The parameters function is defined per model. (Flux uses the generic Functors.jl library to accomplish something similar.)

3.2 Polynomial curve fitting revisited

Let’s create the exact same data set from part 1:

using StatsBase
target_weights = [15.0, -2.1, 13.9, 1.5]
noise_factor = 0.2
xs = (rand(100) .- 0.5) .* 10
ys = map(x -> evalpoly(x, target_weights), xs)
scale_factor = mean(abs.(ys))
ys .+= randn(length(ys)) * scale_factor * noise_factor

The Polynomial model is defined in the introduction. We also need a custom method for parameters:

parameters(m::Polynomial) = (;weights=m.weights)

Define the model:

model = Polynomial(rand(4))

Some sanity checks:

x = [1.0, 2.0, 3.0]
z, back = pullback(model, x) # ([1.68, 7.21, 21.2], Pullback) 
back([1.0, 1.0, 1.0]) # ((weights = [3.0, 6.0, 14.0, 36.0],), [-1.0, 2.0, 11.0])
z, back = pullback(m->m(x), model) 
back([1.0, 1.0, 1.0]) # (nothing, (weights = [3.0, 6.0, 14.0, 36.0],))
y = [2.0, 4.0, 8.0]
z, back = pullback(m->mse(m(x), y), model) 
back(1.0) # (nothing, (weights = [10.7 30.5, 87.6, 254.6],))

Train the model:

history = gradient_descent!(model, mse, xs, ys; learning_rate=1e-5, max_iters=2000)

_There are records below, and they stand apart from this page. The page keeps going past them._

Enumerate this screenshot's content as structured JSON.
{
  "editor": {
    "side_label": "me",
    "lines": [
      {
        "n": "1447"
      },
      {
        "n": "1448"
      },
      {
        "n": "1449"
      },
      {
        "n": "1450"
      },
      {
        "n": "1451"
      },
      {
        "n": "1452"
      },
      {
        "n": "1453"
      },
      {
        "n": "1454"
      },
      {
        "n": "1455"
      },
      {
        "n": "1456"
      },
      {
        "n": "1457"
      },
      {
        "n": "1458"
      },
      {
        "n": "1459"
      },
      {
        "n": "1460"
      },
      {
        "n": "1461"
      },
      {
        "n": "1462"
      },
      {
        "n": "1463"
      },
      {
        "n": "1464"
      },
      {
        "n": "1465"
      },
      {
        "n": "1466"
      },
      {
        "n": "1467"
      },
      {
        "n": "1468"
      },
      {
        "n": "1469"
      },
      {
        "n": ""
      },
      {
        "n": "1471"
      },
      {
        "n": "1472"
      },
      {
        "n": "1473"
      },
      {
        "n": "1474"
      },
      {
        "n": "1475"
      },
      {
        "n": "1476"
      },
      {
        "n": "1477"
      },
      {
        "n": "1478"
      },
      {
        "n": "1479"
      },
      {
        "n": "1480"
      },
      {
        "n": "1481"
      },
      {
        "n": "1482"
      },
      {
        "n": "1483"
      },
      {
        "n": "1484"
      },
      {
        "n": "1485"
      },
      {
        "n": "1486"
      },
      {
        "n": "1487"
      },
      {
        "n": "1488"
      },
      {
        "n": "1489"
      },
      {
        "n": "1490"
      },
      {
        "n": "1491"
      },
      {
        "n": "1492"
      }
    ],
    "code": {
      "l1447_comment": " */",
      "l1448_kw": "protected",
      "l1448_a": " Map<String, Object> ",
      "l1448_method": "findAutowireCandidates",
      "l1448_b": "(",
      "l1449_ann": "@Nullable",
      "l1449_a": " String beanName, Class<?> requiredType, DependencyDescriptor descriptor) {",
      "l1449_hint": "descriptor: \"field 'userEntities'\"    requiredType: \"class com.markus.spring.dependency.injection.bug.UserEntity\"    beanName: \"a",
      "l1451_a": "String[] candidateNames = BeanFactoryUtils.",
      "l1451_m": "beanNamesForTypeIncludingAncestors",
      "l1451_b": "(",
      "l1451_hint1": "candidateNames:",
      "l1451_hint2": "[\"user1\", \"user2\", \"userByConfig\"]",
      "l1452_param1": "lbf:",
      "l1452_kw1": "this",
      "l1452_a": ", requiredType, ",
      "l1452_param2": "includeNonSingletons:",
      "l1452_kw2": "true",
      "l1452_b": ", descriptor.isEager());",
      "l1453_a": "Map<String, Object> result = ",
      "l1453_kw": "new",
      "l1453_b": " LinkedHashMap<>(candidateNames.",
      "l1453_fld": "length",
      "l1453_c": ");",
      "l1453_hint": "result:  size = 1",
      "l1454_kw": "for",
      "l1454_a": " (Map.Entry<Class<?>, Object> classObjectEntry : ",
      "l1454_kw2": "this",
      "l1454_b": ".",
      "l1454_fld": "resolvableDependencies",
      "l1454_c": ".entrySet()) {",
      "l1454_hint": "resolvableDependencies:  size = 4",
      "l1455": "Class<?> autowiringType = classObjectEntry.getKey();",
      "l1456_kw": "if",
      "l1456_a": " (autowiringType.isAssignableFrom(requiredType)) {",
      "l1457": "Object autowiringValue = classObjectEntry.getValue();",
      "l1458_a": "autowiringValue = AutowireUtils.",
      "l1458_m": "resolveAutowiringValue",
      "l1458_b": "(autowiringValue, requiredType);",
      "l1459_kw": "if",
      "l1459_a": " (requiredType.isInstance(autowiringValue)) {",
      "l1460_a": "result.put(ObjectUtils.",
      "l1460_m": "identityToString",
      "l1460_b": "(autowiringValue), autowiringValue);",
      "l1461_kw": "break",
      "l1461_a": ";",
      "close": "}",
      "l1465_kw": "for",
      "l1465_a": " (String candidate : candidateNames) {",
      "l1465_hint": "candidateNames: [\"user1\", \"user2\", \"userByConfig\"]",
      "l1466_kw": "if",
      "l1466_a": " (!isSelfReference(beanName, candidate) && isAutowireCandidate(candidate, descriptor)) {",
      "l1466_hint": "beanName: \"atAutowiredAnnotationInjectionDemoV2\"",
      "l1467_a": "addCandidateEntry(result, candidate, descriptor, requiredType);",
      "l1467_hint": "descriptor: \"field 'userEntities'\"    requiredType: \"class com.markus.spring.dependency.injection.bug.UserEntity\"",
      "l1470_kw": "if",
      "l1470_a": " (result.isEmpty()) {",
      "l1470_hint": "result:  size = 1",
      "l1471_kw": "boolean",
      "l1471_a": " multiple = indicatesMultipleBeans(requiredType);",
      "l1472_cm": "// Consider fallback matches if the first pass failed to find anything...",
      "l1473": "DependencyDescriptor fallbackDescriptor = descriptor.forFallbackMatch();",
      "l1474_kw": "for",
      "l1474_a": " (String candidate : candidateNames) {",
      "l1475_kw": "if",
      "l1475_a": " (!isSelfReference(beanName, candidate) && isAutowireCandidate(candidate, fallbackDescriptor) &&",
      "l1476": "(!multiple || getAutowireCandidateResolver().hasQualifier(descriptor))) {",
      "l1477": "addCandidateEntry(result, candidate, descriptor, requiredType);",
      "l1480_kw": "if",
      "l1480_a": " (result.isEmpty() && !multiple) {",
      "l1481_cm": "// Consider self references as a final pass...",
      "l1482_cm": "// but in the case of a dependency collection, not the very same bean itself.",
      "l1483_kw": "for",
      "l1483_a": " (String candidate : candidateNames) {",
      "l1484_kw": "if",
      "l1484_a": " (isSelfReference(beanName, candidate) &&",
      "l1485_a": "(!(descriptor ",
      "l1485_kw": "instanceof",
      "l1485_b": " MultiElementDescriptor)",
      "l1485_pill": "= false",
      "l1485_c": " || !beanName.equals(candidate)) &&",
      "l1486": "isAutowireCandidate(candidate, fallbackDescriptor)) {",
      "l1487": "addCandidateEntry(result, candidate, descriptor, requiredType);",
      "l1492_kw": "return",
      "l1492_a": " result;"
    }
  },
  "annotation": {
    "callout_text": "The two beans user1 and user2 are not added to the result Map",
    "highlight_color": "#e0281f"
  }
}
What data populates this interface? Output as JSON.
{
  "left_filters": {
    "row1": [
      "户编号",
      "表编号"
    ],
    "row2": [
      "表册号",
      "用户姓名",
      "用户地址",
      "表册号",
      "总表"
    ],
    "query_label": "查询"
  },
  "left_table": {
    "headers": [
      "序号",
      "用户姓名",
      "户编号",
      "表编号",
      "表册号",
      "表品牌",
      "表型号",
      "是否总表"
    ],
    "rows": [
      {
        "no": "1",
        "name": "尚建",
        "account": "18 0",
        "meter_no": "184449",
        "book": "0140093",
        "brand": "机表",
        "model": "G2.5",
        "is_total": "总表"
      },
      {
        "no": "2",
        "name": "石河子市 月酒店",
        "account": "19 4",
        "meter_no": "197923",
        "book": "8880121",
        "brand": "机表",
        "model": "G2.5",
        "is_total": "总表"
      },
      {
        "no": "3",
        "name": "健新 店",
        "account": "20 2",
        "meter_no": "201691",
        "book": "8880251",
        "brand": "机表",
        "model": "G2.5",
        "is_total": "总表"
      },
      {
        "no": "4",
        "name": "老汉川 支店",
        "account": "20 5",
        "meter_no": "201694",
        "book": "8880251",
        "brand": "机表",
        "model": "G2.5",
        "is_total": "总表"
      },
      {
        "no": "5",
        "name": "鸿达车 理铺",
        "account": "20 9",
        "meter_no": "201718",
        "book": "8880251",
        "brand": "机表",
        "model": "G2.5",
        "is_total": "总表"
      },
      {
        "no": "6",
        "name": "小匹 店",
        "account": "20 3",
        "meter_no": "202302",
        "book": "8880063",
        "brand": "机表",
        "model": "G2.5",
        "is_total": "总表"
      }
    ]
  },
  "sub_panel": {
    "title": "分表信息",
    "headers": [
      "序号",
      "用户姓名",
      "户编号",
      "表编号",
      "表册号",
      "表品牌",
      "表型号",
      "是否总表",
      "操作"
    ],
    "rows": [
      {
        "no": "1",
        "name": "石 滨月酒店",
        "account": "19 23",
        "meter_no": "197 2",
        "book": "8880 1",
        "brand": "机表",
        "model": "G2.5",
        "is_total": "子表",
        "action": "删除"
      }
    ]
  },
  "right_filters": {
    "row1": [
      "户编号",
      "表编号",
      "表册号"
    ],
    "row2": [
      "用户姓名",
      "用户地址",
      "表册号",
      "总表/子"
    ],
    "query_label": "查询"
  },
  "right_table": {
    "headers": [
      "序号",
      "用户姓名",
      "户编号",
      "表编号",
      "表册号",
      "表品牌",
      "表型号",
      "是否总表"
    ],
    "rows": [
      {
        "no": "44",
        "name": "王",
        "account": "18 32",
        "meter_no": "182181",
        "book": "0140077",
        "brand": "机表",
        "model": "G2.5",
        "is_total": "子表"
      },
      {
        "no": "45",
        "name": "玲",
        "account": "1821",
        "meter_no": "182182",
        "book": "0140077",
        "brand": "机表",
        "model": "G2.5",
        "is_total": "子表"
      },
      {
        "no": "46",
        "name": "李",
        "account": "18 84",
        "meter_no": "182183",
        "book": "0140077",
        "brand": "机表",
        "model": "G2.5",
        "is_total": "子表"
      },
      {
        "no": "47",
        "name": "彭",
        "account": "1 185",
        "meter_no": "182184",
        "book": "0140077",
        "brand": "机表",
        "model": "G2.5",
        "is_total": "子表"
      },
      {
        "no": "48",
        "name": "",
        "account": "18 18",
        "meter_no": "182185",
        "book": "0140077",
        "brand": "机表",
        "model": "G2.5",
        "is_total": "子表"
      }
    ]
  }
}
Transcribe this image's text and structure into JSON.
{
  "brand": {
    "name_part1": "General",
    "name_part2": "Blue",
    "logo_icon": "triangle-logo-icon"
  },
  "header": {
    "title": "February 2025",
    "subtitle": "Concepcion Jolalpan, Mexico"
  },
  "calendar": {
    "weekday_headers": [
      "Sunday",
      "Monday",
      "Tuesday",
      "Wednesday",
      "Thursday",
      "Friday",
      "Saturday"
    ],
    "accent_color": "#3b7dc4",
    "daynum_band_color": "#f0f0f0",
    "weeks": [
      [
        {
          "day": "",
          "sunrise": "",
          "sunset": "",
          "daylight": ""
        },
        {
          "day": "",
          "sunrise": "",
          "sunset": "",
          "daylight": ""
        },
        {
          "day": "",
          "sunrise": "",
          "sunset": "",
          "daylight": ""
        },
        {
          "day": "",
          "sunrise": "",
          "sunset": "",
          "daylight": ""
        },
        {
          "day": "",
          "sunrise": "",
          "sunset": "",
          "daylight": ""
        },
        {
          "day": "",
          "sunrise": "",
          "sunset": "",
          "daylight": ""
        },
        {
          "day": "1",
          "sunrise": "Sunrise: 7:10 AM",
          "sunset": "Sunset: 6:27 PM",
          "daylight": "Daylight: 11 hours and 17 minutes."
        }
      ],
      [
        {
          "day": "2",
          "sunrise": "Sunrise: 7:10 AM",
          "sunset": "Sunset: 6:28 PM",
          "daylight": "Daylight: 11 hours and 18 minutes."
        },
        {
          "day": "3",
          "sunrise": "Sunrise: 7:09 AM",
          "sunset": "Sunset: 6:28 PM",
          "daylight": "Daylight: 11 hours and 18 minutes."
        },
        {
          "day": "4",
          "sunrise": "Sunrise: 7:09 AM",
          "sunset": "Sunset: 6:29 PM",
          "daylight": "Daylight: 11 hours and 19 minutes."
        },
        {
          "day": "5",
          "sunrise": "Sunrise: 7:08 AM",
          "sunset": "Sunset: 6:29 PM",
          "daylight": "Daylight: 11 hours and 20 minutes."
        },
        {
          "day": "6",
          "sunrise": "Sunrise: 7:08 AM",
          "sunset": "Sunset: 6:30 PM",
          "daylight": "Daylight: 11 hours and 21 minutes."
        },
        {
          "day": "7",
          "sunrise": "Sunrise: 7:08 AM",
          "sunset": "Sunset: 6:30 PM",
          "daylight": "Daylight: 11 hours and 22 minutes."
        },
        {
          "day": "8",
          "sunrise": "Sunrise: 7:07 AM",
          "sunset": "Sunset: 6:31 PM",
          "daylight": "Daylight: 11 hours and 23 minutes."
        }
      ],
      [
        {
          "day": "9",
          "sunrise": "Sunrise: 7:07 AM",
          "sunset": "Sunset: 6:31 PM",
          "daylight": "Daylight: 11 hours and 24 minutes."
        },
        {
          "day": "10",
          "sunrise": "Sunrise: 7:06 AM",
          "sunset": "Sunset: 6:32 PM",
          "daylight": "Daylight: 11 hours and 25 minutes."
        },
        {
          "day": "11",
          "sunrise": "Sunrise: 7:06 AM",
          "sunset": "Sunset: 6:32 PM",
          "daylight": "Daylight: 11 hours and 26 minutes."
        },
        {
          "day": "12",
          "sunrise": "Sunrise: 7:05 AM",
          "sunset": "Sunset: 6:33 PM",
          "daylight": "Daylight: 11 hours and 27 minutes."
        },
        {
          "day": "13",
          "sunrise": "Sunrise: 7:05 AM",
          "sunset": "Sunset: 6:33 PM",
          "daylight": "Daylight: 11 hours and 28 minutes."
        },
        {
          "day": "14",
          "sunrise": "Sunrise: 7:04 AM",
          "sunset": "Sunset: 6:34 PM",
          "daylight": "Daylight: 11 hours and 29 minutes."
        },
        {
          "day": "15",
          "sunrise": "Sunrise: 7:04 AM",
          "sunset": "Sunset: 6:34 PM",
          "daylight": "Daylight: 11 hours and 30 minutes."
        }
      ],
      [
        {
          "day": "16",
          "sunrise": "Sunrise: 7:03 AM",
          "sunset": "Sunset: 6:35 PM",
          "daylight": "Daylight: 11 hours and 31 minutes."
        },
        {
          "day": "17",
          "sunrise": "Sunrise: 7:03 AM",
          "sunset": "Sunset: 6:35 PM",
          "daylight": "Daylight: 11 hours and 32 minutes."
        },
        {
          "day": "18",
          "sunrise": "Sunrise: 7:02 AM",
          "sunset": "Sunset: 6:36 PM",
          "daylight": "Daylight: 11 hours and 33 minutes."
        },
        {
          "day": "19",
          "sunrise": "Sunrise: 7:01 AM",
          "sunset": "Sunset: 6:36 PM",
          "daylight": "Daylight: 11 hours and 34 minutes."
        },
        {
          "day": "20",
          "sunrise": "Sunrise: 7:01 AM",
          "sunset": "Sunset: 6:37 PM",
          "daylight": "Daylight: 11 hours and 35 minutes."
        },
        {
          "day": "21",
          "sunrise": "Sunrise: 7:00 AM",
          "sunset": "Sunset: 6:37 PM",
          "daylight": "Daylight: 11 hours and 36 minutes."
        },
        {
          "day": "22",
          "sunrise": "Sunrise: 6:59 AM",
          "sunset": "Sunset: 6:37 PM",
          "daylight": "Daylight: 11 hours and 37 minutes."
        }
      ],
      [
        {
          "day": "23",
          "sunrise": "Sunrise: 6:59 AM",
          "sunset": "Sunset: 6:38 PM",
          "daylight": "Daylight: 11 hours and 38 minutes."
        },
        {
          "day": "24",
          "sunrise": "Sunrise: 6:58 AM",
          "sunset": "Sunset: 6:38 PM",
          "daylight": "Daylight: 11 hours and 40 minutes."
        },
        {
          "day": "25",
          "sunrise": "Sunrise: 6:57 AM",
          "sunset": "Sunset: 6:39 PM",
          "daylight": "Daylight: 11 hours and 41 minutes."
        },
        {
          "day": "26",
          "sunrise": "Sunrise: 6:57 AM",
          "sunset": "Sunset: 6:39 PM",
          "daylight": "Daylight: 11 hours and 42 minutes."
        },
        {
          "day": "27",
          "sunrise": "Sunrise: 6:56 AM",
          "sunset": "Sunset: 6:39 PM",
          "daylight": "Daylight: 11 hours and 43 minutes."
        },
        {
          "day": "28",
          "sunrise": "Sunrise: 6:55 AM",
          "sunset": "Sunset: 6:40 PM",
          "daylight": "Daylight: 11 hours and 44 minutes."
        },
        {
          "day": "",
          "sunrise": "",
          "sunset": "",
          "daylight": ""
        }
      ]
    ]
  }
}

This works just as well as before.

4 Conclusion

We now have a fully working AD package. It has some limitations, such as it cannot handle control flow or keyword arguments. However it can already work on a wide variety of code. All that might be needed is new rrule definitions. The next and final part of this series is a demonstration of exactly that.